In defense of Kate Moss...
What follows is not a defence of drug use, but a serious question about whether the fashion industry in general should be vilified for cavalier attitudes about drug abuse.
The comely Kate Moss is under fire for admitted cocaine abuse, and she is being dropped (or at the very least not renewed) from her contracts for print-modeling couture-level fashion. Mind you, she's been compelled to admit drug abuse because she had the poor judgment to be photographed with a line of blow, and only admitted then to point out that it was the class-A white powder and not class-Z, earwaxy rocks of crack. Burberry's of London, the venerable house of Chanel, et al, did not wait for the ether-ink to dry on this confession before scrambling press-releases announcing their dissociation with their former "face." For shame.

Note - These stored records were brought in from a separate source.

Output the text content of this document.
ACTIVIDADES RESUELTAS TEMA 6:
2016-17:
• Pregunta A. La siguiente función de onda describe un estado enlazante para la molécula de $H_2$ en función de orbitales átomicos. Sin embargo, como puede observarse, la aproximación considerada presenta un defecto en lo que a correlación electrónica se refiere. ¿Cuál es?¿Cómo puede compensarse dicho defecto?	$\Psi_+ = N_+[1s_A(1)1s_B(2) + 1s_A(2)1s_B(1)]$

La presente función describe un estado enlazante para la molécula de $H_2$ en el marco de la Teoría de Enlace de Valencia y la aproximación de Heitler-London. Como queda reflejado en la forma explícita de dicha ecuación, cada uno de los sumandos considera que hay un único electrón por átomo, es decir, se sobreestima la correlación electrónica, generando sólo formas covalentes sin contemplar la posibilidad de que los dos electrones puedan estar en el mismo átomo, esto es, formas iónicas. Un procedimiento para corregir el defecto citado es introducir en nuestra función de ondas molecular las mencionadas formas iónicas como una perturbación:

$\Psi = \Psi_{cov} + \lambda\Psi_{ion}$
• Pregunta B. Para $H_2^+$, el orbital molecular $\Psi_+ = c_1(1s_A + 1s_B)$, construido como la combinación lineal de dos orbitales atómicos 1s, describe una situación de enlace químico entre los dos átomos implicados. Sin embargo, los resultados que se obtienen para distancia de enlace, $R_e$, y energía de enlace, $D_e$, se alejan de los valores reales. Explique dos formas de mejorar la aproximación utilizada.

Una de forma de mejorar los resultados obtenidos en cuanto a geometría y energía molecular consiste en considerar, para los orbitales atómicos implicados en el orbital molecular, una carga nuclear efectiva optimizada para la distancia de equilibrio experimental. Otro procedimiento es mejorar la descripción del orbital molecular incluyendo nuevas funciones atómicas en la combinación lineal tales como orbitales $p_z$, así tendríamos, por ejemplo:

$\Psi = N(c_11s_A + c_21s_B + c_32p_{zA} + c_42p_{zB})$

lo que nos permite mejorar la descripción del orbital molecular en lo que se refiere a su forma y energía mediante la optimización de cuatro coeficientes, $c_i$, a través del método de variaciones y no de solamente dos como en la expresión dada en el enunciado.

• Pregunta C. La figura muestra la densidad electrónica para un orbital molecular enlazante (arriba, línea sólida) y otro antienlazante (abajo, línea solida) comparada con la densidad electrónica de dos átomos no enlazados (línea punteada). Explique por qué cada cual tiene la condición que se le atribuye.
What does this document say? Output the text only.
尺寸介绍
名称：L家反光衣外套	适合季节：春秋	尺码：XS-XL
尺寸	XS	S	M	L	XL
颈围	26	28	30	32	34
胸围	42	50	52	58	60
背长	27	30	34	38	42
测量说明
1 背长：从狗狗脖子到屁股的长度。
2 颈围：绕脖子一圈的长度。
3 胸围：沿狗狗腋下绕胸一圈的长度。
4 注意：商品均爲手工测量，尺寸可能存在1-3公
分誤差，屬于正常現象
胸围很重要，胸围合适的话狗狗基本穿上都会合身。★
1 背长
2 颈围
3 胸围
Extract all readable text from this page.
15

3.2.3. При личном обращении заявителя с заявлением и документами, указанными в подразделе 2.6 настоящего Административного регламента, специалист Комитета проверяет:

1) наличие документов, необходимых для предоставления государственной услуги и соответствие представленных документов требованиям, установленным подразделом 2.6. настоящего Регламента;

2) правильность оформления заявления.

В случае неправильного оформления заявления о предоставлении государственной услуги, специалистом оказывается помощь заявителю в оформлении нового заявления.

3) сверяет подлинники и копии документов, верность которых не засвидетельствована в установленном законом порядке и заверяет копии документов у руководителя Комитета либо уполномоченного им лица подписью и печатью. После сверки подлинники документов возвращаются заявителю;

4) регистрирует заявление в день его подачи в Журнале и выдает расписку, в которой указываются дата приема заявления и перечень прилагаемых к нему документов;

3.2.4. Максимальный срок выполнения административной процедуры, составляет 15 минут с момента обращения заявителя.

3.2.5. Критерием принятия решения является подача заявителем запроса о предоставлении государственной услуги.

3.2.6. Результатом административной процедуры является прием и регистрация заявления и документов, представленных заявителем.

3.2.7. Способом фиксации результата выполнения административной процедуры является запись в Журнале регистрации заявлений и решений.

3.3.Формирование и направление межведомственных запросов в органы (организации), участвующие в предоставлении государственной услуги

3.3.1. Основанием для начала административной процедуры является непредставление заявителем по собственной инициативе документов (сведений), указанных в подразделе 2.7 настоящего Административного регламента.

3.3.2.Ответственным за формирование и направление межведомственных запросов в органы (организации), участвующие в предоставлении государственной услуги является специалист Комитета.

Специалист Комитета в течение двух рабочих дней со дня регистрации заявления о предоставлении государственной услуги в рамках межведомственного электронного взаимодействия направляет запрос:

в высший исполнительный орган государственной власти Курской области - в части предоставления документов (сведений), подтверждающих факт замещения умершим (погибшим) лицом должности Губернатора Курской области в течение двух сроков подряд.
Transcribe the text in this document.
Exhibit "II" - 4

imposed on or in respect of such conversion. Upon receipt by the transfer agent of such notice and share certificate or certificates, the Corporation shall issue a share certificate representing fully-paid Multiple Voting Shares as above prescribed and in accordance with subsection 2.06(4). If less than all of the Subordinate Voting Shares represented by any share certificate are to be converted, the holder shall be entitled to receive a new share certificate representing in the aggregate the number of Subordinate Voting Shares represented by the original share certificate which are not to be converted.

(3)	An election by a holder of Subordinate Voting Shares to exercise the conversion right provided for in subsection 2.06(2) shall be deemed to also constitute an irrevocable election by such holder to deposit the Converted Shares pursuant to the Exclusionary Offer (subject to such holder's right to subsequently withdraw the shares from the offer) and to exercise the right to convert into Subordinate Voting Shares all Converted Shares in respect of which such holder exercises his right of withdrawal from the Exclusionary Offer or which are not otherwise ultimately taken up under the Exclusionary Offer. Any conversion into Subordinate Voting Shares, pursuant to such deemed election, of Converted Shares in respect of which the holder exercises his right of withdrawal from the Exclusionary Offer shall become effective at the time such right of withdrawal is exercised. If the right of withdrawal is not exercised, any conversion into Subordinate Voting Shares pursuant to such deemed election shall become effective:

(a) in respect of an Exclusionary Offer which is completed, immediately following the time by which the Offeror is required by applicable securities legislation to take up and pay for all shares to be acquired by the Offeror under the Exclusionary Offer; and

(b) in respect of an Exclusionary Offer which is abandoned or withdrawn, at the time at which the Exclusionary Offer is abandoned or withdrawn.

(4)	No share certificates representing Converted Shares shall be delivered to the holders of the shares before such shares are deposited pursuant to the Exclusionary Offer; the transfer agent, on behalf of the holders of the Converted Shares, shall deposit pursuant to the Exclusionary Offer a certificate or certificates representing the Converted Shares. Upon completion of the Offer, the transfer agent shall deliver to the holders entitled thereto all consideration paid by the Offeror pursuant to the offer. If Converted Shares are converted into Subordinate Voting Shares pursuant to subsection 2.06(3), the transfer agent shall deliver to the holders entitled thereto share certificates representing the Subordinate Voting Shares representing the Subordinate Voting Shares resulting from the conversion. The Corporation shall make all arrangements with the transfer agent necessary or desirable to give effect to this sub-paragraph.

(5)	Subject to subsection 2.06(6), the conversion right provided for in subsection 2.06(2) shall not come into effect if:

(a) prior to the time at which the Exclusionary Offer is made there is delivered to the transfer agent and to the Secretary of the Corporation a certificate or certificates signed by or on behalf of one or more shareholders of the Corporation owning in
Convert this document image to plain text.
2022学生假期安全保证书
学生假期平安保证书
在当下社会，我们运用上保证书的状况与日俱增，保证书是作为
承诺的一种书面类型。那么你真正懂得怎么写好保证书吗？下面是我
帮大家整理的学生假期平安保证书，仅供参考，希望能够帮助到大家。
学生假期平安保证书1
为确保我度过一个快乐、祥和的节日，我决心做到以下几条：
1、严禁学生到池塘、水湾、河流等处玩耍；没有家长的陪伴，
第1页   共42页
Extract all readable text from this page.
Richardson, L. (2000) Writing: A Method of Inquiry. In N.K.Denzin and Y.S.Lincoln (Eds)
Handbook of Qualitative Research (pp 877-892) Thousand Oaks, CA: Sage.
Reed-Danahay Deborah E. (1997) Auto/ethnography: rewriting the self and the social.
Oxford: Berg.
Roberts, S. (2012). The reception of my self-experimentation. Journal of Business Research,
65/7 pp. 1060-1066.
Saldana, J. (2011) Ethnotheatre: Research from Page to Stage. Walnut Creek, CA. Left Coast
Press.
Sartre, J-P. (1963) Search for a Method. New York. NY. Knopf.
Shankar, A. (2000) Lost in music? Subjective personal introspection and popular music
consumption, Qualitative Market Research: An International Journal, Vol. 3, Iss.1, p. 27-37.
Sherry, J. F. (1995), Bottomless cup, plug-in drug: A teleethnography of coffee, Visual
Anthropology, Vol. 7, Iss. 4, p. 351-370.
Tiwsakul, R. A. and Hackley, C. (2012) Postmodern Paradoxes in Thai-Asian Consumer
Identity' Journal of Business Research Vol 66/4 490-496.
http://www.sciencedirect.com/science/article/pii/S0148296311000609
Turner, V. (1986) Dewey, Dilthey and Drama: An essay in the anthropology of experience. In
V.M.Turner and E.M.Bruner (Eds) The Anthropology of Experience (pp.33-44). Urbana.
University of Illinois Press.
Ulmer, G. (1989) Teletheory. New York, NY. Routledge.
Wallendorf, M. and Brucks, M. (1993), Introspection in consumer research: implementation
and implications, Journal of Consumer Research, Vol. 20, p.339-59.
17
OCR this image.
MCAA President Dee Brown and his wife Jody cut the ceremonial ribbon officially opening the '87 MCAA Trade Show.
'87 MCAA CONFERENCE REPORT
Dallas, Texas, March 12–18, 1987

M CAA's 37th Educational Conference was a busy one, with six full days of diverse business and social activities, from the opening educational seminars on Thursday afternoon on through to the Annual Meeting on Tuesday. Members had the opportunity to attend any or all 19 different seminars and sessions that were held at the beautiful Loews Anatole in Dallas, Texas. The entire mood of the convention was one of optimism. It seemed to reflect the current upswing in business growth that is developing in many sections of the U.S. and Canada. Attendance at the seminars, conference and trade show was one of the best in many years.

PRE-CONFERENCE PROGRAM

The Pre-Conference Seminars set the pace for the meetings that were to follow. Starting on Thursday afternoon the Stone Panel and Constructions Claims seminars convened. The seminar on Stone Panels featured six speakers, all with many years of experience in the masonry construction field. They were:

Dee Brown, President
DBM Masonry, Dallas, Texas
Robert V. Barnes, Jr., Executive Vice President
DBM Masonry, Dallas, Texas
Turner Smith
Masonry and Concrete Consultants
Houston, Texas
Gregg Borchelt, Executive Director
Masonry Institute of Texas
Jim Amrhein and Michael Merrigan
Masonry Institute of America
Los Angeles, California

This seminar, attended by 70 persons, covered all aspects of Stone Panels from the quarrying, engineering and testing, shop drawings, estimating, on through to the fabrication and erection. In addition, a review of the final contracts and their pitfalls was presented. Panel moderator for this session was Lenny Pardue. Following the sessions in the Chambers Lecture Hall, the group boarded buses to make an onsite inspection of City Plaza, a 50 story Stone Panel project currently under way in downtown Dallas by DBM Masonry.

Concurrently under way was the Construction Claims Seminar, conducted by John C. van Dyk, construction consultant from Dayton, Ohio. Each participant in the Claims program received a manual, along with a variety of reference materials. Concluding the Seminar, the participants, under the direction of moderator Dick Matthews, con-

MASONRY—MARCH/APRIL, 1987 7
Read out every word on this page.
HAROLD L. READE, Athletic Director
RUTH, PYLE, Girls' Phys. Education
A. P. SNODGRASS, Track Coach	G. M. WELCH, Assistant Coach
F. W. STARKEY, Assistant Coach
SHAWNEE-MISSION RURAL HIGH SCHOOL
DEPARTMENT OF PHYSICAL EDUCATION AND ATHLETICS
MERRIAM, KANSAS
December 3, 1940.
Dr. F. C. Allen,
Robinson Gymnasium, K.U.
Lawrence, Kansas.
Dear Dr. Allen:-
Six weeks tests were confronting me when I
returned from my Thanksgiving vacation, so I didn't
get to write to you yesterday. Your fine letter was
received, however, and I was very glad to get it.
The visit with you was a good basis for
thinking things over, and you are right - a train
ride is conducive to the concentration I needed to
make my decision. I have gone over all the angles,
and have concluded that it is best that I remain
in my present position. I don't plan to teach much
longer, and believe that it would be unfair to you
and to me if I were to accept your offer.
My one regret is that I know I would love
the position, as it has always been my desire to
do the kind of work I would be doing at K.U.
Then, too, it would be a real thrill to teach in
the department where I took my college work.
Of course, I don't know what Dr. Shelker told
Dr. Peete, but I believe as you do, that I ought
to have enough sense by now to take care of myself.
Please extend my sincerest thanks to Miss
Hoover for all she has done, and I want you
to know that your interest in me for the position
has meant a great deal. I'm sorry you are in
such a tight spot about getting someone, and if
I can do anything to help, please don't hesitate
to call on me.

The hypocrisy of the fashion industry and its willingness to eat its own is positively chilling. Mamas, don't let your babies grow up to be runway models. I recall the staggering irony of Clinique's launch of the fragrance "Happy" several years ago whose commercials featured stick-insect-thin super models (a notoriously strung-out lot) jumping and vamping to the dulcet tune of the tragic heroine Judy Garland's "c'mon, get happy." "Heroin-chic" was an expression en vogue not so long ago and the fashion industry is positively dripping with references to and the appearance of substance abuse. They all do it. There may be a runway show in fashion week whose backstage is not awash in cocaine, but I seriously doubt it. The fact that the fashion industry is freaked out by this very public admission is indicative of a tremendous disconnect between the people they want to be influenced to pay the astronomical fees for their product and they way they conduct their own lives. If the substance abuse is not industry-wide but is simply used by the bony troops who pedal their wares on the catwalk, then how does this differ with the exploitative atmosphere of a strip club? Sure, there are a lot more zeroes on the paycheck, but I see no fundamental difference, particularly if the performer is so easily cast aside.
Her heart must be wounded with the knowledge that she did something she's likely seen thousands of other people do, and yet she is to be pilloried. Kate's Icarian fall to earth could be an ultimate un-doing, but the Western world loves a comeback story, so I hope she will weather this one and take heart in that fact.